I used to do a big production for Halloween at our house, complete with fog machine, creepy music, hanging skeletons, and scary creatures. We would mix in figures and people in costumes to keep kids guessing who was real until we would jump and scare them. Groups of kids would hover out on the sidewalk and dare each other to come closer. My personal favorites were when we would scare the parents so badly they would run off and leave their kids to their fate. It was a lot of fun, but involved a ton of hard work, creativity, and energy.
Oddly, what it didn’t involve a lot of was candy. It turned out that kids had so much fun coming to our “haunted house” that they cared very little about what candy they got. Sometimes they’d run away laughing and screaming without a single new piece in their bag.
Kids liked us not because they got some (or any) candy, but because we had a fun, scary house. We were almost immune to that most elemental of blackmail rituals, Trick or Treat. In marketing parlance, we had a Halloween Experience that Met or Exceeded The Fear Baseline In Their Holiday Paradigm. Unfortunately, as kids grow up, they’re still looking for free candy from most places they visit.
That’s what Groupon, Foursquare, and Facebook deals are all about – free goodies for a Visiting or a Like.

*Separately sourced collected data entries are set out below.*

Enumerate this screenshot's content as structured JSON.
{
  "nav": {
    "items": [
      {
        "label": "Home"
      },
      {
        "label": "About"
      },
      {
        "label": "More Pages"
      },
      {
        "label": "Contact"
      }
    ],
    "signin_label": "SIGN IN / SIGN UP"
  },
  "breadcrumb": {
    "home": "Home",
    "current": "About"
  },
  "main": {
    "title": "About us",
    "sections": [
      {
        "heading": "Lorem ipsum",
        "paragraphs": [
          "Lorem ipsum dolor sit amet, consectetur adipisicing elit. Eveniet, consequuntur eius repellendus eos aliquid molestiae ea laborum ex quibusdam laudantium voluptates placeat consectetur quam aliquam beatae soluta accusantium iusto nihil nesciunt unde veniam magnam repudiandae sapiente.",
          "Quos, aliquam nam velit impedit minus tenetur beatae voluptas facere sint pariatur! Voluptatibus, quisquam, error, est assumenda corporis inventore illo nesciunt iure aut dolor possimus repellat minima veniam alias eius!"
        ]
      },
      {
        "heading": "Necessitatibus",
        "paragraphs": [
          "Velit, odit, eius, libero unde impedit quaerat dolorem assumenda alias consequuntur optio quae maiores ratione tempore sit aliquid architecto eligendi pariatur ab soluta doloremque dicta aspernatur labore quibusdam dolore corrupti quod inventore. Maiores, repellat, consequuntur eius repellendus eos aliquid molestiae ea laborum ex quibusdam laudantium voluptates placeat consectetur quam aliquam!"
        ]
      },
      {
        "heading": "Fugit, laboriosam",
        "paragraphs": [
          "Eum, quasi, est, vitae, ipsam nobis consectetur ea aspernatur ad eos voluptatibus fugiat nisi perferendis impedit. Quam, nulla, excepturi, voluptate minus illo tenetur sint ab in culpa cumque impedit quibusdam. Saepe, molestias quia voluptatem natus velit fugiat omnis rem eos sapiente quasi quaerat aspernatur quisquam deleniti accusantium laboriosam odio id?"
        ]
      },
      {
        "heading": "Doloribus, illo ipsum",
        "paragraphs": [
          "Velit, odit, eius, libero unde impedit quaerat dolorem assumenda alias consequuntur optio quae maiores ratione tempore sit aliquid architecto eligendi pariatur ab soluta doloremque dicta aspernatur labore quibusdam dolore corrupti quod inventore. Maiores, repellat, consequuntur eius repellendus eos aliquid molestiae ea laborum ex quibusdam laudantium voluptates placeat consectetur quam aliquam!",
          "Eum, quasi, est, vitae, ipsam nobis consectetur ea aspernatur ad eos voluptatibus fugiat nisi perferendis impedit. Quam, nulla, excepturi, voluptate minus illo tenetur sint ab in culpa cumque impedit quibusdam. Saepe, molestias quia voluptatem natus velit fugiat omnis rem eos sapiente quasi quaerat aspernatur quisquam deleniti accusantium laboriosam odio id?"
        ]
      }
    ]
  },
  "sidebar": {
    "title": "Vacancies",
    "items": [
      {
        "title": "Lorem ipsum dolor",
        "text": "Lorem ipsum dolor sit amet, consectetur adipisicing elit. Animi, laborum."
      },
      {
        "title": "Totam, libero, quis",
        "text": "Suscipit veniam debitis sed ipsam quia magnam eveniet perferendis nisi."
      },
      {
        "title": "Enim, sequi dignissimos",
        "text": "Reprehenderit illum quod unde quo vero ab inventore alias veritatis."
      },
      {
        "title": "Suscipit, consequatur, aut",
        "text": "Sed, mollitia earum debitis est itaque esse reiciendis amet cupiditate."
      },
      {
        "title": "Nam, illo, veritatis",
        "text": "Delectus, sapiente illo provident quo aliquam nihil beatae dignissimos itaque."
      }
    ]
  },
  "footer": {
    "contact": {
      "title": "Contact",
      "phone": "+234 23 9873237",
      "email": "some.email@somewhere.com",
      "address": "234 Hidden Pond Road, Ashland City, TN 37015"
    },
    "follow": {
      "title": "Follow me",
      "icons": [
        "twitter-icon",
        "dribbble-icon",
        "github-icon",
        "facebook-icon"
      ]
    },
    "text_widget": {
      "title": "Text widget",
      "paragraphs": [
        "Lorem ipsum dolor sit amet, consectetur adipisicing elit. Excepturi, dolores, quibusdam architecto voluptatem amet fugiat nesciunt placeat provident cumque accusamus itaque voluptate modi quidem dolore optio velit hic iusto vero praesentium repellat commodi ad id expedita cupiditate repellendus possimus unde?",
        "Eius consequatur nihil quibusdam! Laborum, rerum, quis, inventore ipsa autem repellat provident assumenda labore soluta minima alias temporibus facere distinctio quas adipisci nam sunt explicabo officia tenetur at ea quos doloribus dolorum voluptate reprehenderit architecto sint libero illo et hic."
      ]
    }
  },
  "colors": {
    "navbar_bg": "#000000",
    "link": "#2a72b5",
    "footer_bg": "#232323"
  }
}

The idea is that enticing someone to try you once will make them a loyal customer, but in reality, it is a one time piece of blackmail. If they’re going to stick around as a customer, they’re going to do it because you provided a good overall experience, not because of a tasty piece of candy.

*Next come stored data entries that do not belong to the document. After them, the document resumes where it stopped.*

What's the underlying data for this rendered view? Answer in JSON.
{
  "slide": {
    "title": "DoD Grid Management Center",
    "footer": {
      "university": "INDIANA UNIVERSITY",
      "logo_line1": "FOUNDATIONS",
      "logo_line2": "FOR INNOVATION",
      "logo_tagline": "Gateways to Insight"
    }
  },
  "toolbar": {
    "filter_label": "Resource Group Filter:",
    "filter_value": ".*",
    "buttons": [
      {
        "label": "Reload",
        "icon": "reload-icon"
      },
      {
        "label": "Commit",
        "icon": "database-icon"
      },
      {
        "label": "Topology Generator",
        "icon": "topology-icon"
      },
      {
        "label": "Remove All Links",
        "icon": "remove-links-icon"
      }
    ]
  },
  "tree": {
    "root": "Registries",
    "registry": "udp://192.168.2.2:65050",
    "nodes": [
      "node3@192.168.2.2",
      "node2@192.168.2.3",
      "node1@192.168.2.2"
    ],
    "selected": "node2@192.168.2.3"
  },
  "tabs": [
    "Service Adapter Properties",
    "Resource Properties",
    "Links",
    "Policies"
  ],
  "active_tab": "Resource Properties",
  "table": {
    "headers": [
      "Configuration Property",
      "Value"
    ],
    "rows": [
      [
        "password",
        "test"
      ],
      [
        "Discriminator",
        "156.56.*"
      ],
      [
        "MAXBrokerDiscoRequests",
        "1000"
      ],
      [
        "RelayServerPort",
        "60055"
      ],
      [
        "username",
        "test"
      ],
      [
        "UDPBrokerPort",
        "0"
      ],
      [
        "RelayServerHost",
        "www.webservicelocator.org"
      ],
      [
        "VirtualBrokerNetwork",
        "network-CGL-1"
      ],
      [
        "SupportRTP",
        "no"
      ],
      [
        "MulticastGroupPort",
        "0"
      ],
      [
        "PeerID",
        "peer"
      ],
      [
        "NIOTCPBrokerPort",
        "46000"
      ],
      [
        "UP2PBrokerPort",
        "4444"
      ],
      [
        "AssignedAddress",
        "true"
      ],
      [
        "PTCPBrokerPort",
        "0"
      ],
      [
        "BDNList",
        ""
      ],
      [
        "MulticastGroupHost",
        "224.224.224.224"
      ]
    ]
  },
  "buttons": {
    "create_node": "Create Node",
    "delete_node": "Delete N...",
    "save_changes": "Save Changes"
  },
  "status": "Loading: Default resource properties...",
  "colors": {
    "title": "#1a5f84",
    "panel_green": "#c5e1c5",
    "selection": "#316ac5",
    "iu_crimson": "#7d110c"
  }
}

Yes, it’s harder to interact online than to just do a giveaway. Like our haunted house it takes a ton of hard work, creativity, and energy; however, the rewards are a lot greater, and you don’t need to dig yourself into a hole trying to cover all the candy you’ve promised to the neighborhood kids. Plus, the bucket of eyeballs you will get as a result will just be temporary… and pretty gross to keep on your desk.